The 122.8 km line from Antequera to Granada is a part of the under construction Andalusian Transverse Axis high-speed rail line. The three times per day AVE service between Madrid Atocha and Granada covers the distance of 568 km in 3 h 5 min. The daily AVE train between Granada and Barcelona Sants connects the two cities in 6 h 25 min. S-102 and S-112 (Pato, max speed 330 km/h) trains are used for these services and all trains call at Córdoba, offering a journey time of 90 min from Granada. The total cost of building the line was €1.4 billion.

==Stations==
After branching from the existing Antequera-Santa Ana railway station, the line serves Loja and Granada.
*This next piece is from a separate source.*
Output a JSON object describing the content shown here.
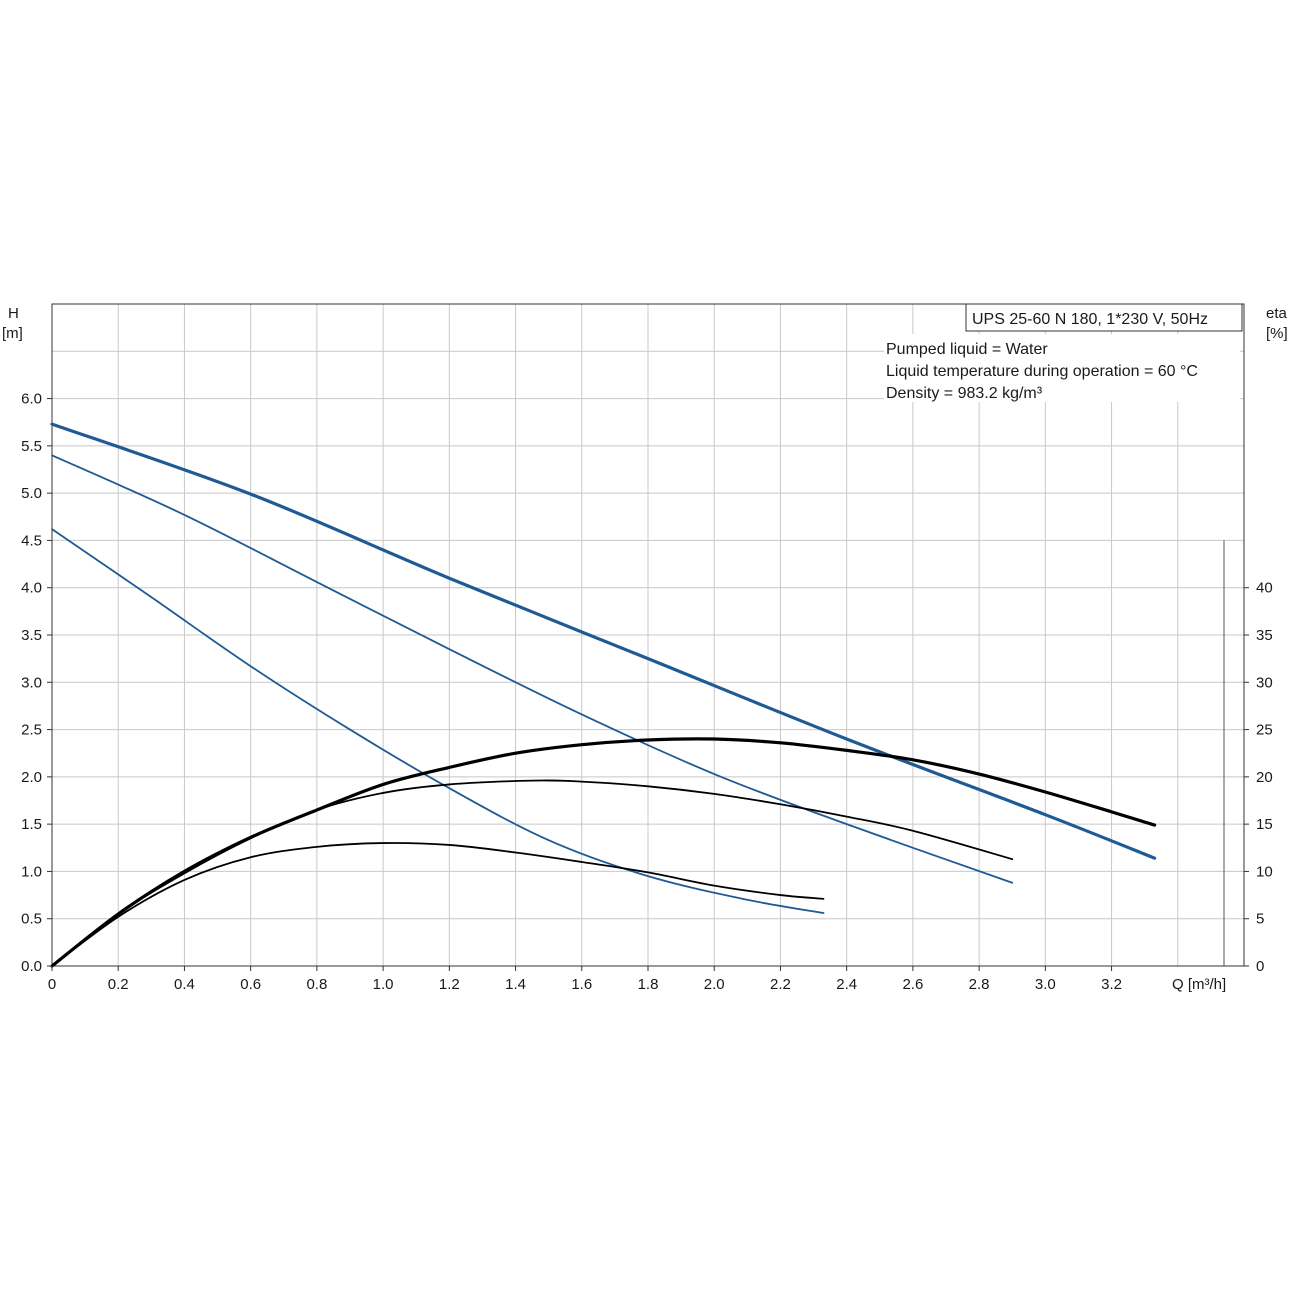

In 2019, construction was set to begin on a €16 million underground AVE station in Antequera town centre, making Antequera the only city in Spain outside of Madrid to have two high-speed rail stops.

==Services==
The line is used by AVE services to Madrid and one daily service to Barcelona. In November 2019, a daily patronage of 2,600 passengers using these services was reported. Since December 2024 a daily Alvia service Madrid-Almeria via Granada on S-730 trains is using the line In addition medium distance high speed Avant services connect Granada to Málaga and to Seville on trains calling at Loja and Antequera-Santa Ana.